For design details - quantization scheme tradeoffs and why Q4_K_M is used - see the Training Pipeline architecture page.

Prerequisites

  • The merged model from the fuse step (see the Training guide) at ground_segment/training/orion_merged/.
  • Python 3.10+ with the gguf package installed (pip install gguf).
  • llama.cpp built from source (for the llama-quantize binary).
  • ~11 GB free disk space for all intermediate artifacts. See Compute Budgets for details.

Step 1: Build llama.cpp

cd ground_segment/llama.cpp
mkdir build && cd build
cmake ..
cmake --build . --config Release

This produces the llama-quantize binary in the build directory.

Step 2: Convert to GGUF (FP16)

Use the convert_hf_to_gguf.py script to convert the merged Hugging Face model to GGUF format:

cd ground_segment/llama.cpp

python convert_hf_to_gguf.py \
    ../training/orion_merged/ \
    --outfile orion-f16.gguf \
    --outtype f16

This produces an FP16 GGUF file. For VLMs with a multimodal projector, the conversion also generates a separate projector file.

Step 3: Extract the Multimodal Projector

For vision-language models, the multimodal projector (mmproj) must be extracted separately. The conversion script typically outputs this automatically. If not, you can extract it:

python convert_hf_to_gguf.py \
    ../training/orion_merged/ \
    --outfile orion-mmproj-f16.gguf \
    --outtype f16 \
    --mmproj

The projector file stays in FP16 - it is small and does not need quantization.

Step 4: Quantize to Q4_K_M

Quantize the main model file (not the projector):

./build/bin/llama-quantize orion-f16.gguf orion-q4_k_m.gguf Q4_K_M

Output Files

After quantization, you should have two files ready for deployment:

  • orion-q4_k_m.gguf - Quantized language model (Q4_K_M), approximately 1 GB.
  • orion-mmproj-f16.gguf - Multimodal projector (FP16), approximately 100 MB.
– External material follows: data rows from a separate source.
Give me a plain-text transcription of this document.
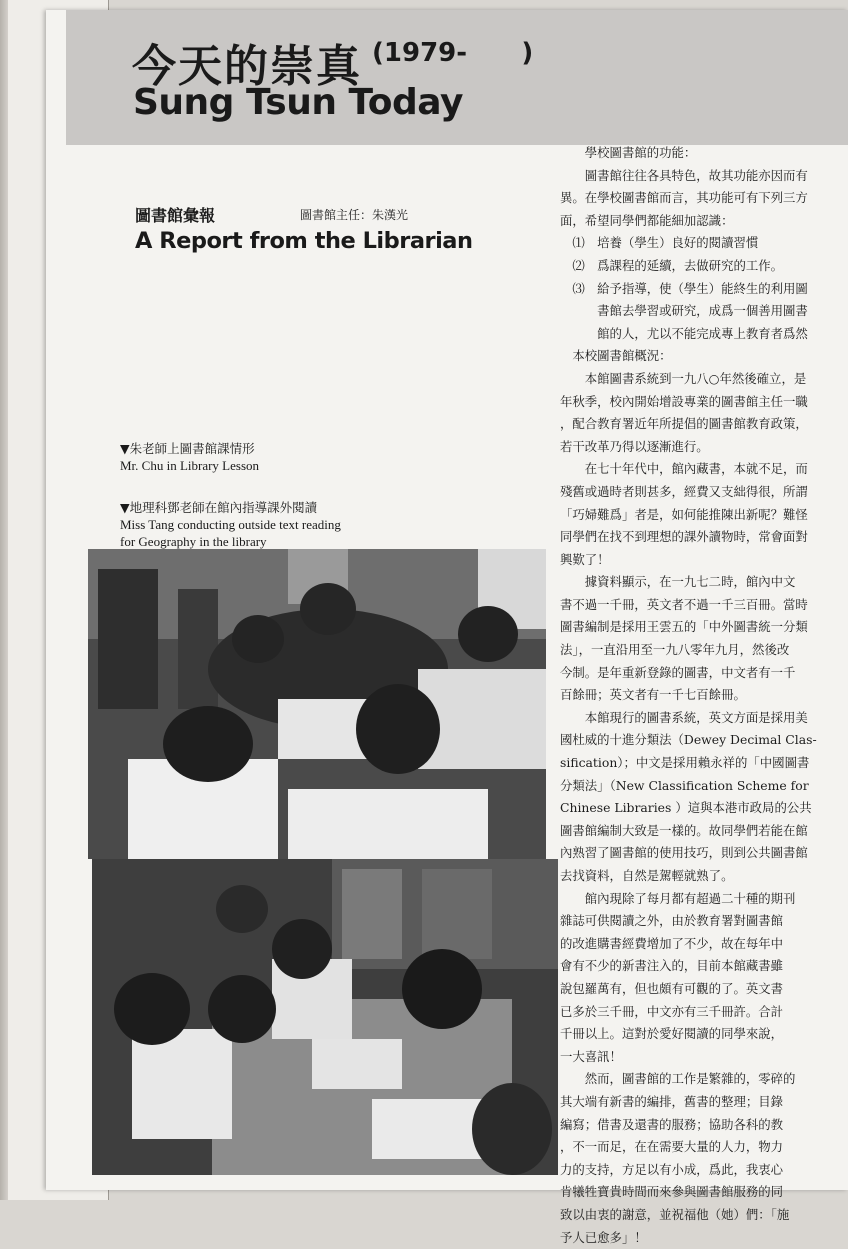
今天的崇真 (1979-      )
Sung Tsun Today
圖書館彙報	圖書館主任：朱漢光
A Report from the Librarian
▼朱老師上圖書館課情形
Mr. Chu in Library Lesson
▼地理科鄧老師在館內指導課外閱讀
Miss Tang conducting outside text reading
for Geography in the library
　　學校圖書館的功能：
　　圖書館往往各具特色，故其功能亦因而有
異。在學校圖書館而言，其功能可有下列三方
面，希望同學們都能細加認識：
　⑴　培養（學生）良好的閱讀習慣
　⑵　爲課程的延續，去做研究的工作。
　⑶　給予指導，使（學生）能終生的利用圖
　　　書館去學習或研究，成爲一個善用圖書
　　　館的人，尤以不能完成專上教育者爲然
　本校圖書館概況：
　　本館圖書系統到一九八○年然後確立，是
年秋季，校內開始增設專業的圖書館主任一職
，配合教育署近年所提倡的圖書館教育政策，
若干改革乃得以逐漸進行。
　　在七十年代中，館內藏書，本就不足，而
殘舊或過時者則甚多，經費又支絀得很，所謂
「巧婦難爲」者是，如何能推陳出新呢？難怪
同學們在找不到理想的課外讀物時，常會面對
興歎了！
　　據資料顯示，在一九七二時，館內中文
書不過一千冊，英文者不過一千三百冊。當時
圖書編制是採用王雲五的「中外圖書統一分類
法」，一直沿用至一九八零年九月，然後改
今制。是年重新登錄的圖書，中文者有一千
百餘冊；英文者有一千七百餘冊。
　　本館現行的圖書系統，英文方面是採用美
國杜威的十進分類法（Dewey Decimal Clas-
sification）；中文是採用賴永祥的「中國圖書
分類法」（New Classification Scheme for
Chinese Libraries ）這與本港市政局的公共
圖書館編制大致是一樣的。故同學們若能在館
內熟習了圖書館的使用技巧，則到公共圖書館
去找資料，自然是駕輕就熟了。
　　館內現除了每月都有超過二十種的期刊
雜誌可供閱讀之外，由於教育署對圖書館
的改進購書經費增加了不少，故在每年中
會有不少的新書注入的，目前本館藏書雖
說包羅萬有，但也頗有可觀的了。英文書
已多於三千冊，中文亦有三千冊許。合計
千冊以上。這對於愛好閱讀的同學來說，
一大喜訊！
　　然而，圖書館的工作是繁雜的，零碎的
其大端有新書的編排，舊書的整理；目錄
編寫；借書及還書的服務；協助各科的教
，不一而足，在在需要大量的人力，物力
力的支持，方足以有小成，爲此，我衷心
肯犧牲寶貴時間而來參與圖書館服務的同
致以由衷的謝意，並祝福他（她）們：「施
予人已愈多」！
Step 5: Deploy to the Raspberry Pi 5

Transfer both GGUF files to the Pi 5's filesystem:

scp orion-q4_k_m.gguf orion-mmproj-f16.gguf pi@<pi-address>:/path/to/orion/models/

Verifying the Deployment

You can test the quantized model on the Pi using llama.cpp's CLI:

./llama-cli \
    -m /path/to/orion-q4_k_m.gguf \
    --mmproj /path/to/orion-mmproj-f16.gguf \
    -p "You are an autonomous orbital triage assistant..." \
    --image /path/to/test-image.png \
    -n 200

Troubleshooting

Conversion fails with "unsupported model architecture": Ensure you are using a recent version of llama.cpp that supports the LFM2.5-VL architecture. Pull the latest ground_segment/llama.cpp submodule.

Quantized model produces degraded output: Try Q5_K_M for higher quality at the cost of larger file size. Compare outputs against the FP16 GGUF to isolate whether the issue is from quantization or the fine-tuning itself.

Out of memory on Pi 5: Ensure no other large processes are running. The Q4_K_M model should fit within 4 GB RAM alongside the inference runtime. If memory is tight, consider Q4_K_S for a slightly smaller footprint.